Своей матери, не скрывавшей своего негодования, боли, осуждения, но тем не менее не отказавшейся от нее, как другие, ей, достаточно любившей дочь, вместе с одной лишь Шарлоттой, в самом страшном из несчастий, она, постепенно выздоравливая, поведала о своем желании укрыться ото всех поблизости к Кларанс, в Пуатье, где будущая служительница церкви, единственная не обвинявшая ее, проходила испытательный срок.
Проведя несколько месяцев во мраке этого знаменитого в Пуатье монастыря, где молитва и полное взаимопонимание их очень сблизили, сестры возвратились в Тур. Кларанс дала здесь свои обеты. Чтобы не расставаться с нею, Флори решила приобрести недалеко от города, взяв деньги из своего приданого, остальная часть которого приносила ей доход, которым она жила, дом близ деревни Вансэй.
Притулившееся на опушке леса Брешнэй и окруженное садом, росшим на склоне горы, господствовавшей над долиной Шера, убежище это было достаточно изолировано от остального мира, чтобы там можно было чувствовать себя почти в полном одиночестве. Сюзанна, не покинувшая свою хозяйку, две другие служанки, нанятые уже здесь, и садовник, исполнявший также обязанности привратника, были ее единственными домочадцами. Целые дни она посвящала занятиям с детьми из сиротского приюта общины Гран-Мон, обширные владения которой доходили до здешней деревни. Не поддерживая ни с кем ни дружеских, ни просто светских отношений, она навещала только Кларанс, к которой ходила в Тур каждую неделю. У себя она принимала только мать, когда та приезжала в эти края. Радея об умерщвлении плоти, она лишила себя всего, не исключая и дорогой ее сердцу поэзии.
Матильда высвободила из-под простыни руку, почувствовала свежесть предутреннего воздуха. Но было все равно очень жарко. Постоянная бессонница приучила ее, в зависимости от того, в какие часы ночи она мучилась ею, переходить таким образом от чрезмерной внешней жары к робкому стремлению уловить собственное тепло Действительно, ужин, предложенный им хозяевами в этот вечер, был слишком обильным, это он заставлял кровь бурно течь в ее венах.

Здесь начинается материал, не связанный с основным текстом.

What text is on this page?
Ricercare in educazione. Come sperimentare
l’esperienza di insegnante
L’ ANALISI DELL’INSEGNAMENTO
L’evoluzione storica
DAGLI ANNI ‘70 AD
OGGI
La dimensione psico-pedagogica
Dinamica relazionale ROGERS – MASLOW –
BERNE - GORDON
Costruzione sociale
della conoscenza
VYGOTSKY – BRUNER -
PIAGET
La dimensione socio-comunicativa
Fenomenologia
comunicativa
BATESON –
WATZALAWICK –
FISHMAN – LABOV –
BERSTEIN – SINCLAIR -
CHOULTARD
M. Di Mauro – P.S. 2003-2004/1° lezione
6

Она ждала минуты, когда сможет забыться, но мозг ее разогретый еще больше, чем тело, несмотря на всю ее решимость уснуть, продолжал работать.
Хотя действительно вся жизнь ее старшей дочери казалась посвященной единственно искуплению своих ошибок, материнской чутье, однако, с некоторых пор стало замечать некое преобразование в молодой женщине, которое она тщетно старалась скрыть от других. За время многих — за пять лет — визитов к дочери у Матильды было достаточно времени уяснить себе образ жизни в Вансэе. Каждый раз в обрамлении накрахмаленных складок белого апостольника она видела одно и то же лицо, облагороженное стремлением к высшей добродетели, хоть и лишенное прелести плода, покрытого нежным пушком, но все еще гладкое, чистое, словно отмытое страданием, источавшимся из глубины глаз.